Personalised care plans may also be known as personalised 'support' plans.

A comprehensive assessment is likely to be multidisciplinary and may require the input of both health and social care professionals, as well as other appropriate support services. A comprehensive assessment is one that is coordinated effectively in order to avoid duplication.

All assessments and related care planning should be carried out in a sensitive way and in the best interests of the person approaching the end of life, with appropriate consent. Discussion about the value of the assessment process and what the person and their families and carers can expect should be offered.

The following description of assessment is adapted from the NICE cancer service guidance:

Assessments should encompass all aspects of end of life care, taking into account the preferences of the person approaching the end of life, and their families and carers, with respect to:

  • written and other forms of information

  • face-to-face communication

  • involvement in decision-making

  • control of physical symptoms

  • psychological support

  • social support

  • spiritual support

  • organ and tissue donation.

Once people have been identified as approaching the end of life, they should receive a prompt initial holistic assessment. Assessment should be an ongoing and proactive process that is both planned and responsive. Timing of assessments should take into account changes in the person's condition or circumstances as well as specific requests from the person approaching the end of life and their families and carers.

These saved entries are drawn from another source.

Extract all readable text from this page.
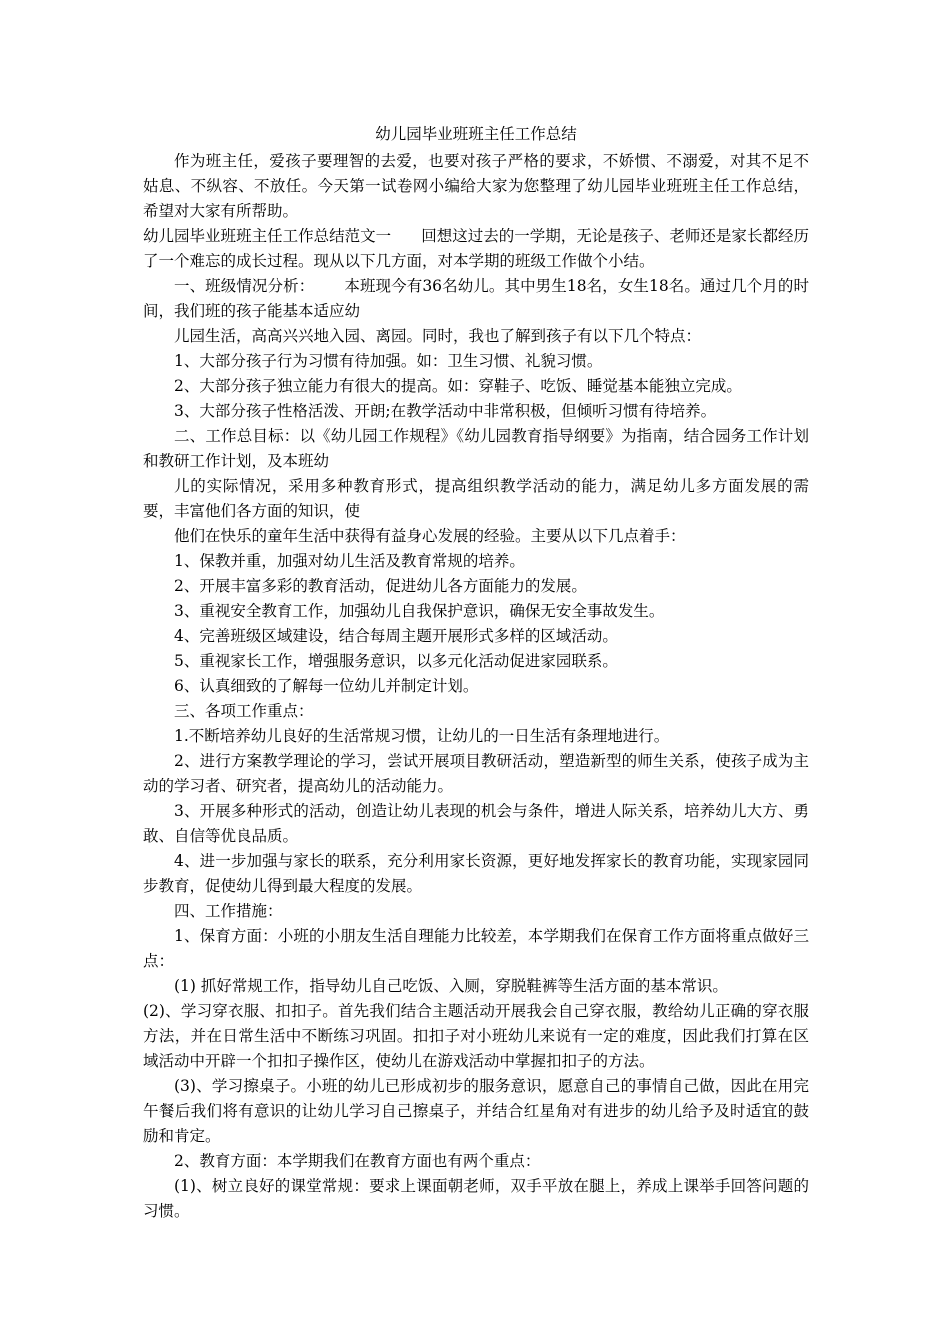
幼儿园毕业班班主任工作总结

作为班主任，爱孩子要理智的去爱，也要对孩子严格的要求，不娇惯、不溺爱，对其不足不姑息、不纵容、不放任。今天第一试卷网小编给大家为您整理了幼儿园毕业班班主任工作总结，希望对大家有所帮助。

幼儿园毕业班班主任工作总结范文一 回想这过去的一学期，无论是孩子、老师还是家长都经历了一个难忘的成长过程。现从以下几方面，对本学期的班级工作做个小结。

一、班级情况分析： 本班现今有36名幼儿。其中男生18名，女生18名。通过几个月的时间，我们班的孩子能基本适应幼

儿园生活，高高兴兴地入园、离园。同时，我也了解到孩子有以下几个特点：

1、大部分孩子行为习惯有待加强。如：卫生习惯、礼貌习惯。

2、大部分孩子独立能力有很大的提高。如：穿鞋子、吃饭、睡觉基本能独立完成。

3、大部分孩子性格活泼、开朗;在教学活动中非常积极，但倾听习惯有待培养。

二、工作总目标：以《幼儿园工作规程》《幼儿园教育指导纲要》为指南，结合园务工作计划和教研工作计划，及本班幼

儿的实际情况，采用多种教育形式，提高组织教学活动的能力，满足幼儿多方面发展的需要，丰富他们各方面的知识，使

他们在快乐的童年生活中获得有益身心发展的经验。主要从以下几点着手：

1、保教并重，加强对幼儿生活及教育常规的培养。

2、开展丰富多彩的教育活动，促进幼儿各方面能力的发展。

3、重视安全教育工作，加强幼儿自我保护意识，确保无安全事故发生。

4、完善班级区域建设，结合每周主题开展形式多样的区域活动。

5、重视家长工作，增强服务意识，以多元化活动促进家园联系。

6、认真细致的了解每一位幼儿并制定计划。

三、各项工作重点：

1.不断培养幼儿良好的生活常规习惯，让幼儿的一日生活有条理地进行。

2、进行方案教学理论的学习，尝试开展项目教研活动，塑造新型的师生关系，使孩子成为主动的学习者、研究者，提高幼儿的活动能力。

3、开展多种形式的活动，创造让幼儿表现的机会与条件，增进人际关系，培养幼儿大方、勇敢、自信等优良品质。

4、进一步加强与家长的联系，充分利用家长资源，更好地发挥家长的教育功能，实现家园同步教育，促使幼儿得到最大程度的发展。

四、工作措施：

1、保育方面：小班的小朋友生活自理能力比较差，本学期我们在保育工作方面将重点做好三点：

(1) 抓好常规工作，指导幼儿自己吃饭、入厕，穿脱鞋裤等生活方面的基本常识。

(2)、学习穿衣服、扣扣子。首先我们结合主题活动开展我会自己穿衣服，教给幼儿正确的穿衣服方法，并在日常生活中不断练习巩固。扣扣子对小班幼儿来说有一定的难度，因此我们打算在区域活动中开辟一个扣扣子操作区，使幼儿在游戏活动中掌握扣扣子的方法。

(3)、学习擦桌子。小班的幼儿已形成初步的服务意识，愿意自己的事情自己做，因此在用完午餐后我们将有意识的让幼儿学习自己擦桌子，并结合红星角对有进步的幼儿给予及时适宜的鼓励和肯定。

2、教育方面：本学期我们在教育方面也有两个重点：

(1)、树立良好的课堂常规：要求上课面朝老师，双手平放在腿上，养成上课举手回答问题的习惯。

Holistic common assessment guidance from the National End of Life Care Programme provides information on assessment during the last year of life.

Information about personalised care plans, which may or may not include advance statements or advance decisions to refuse treatment depending on the person's preferences, is available from the National End of Life Care Programme in Capacity, care planning and advance care planning in life limiting illness: A guide for health and social care staff.

A guide to person-centred care planning in adult social care is available from the Department of Health.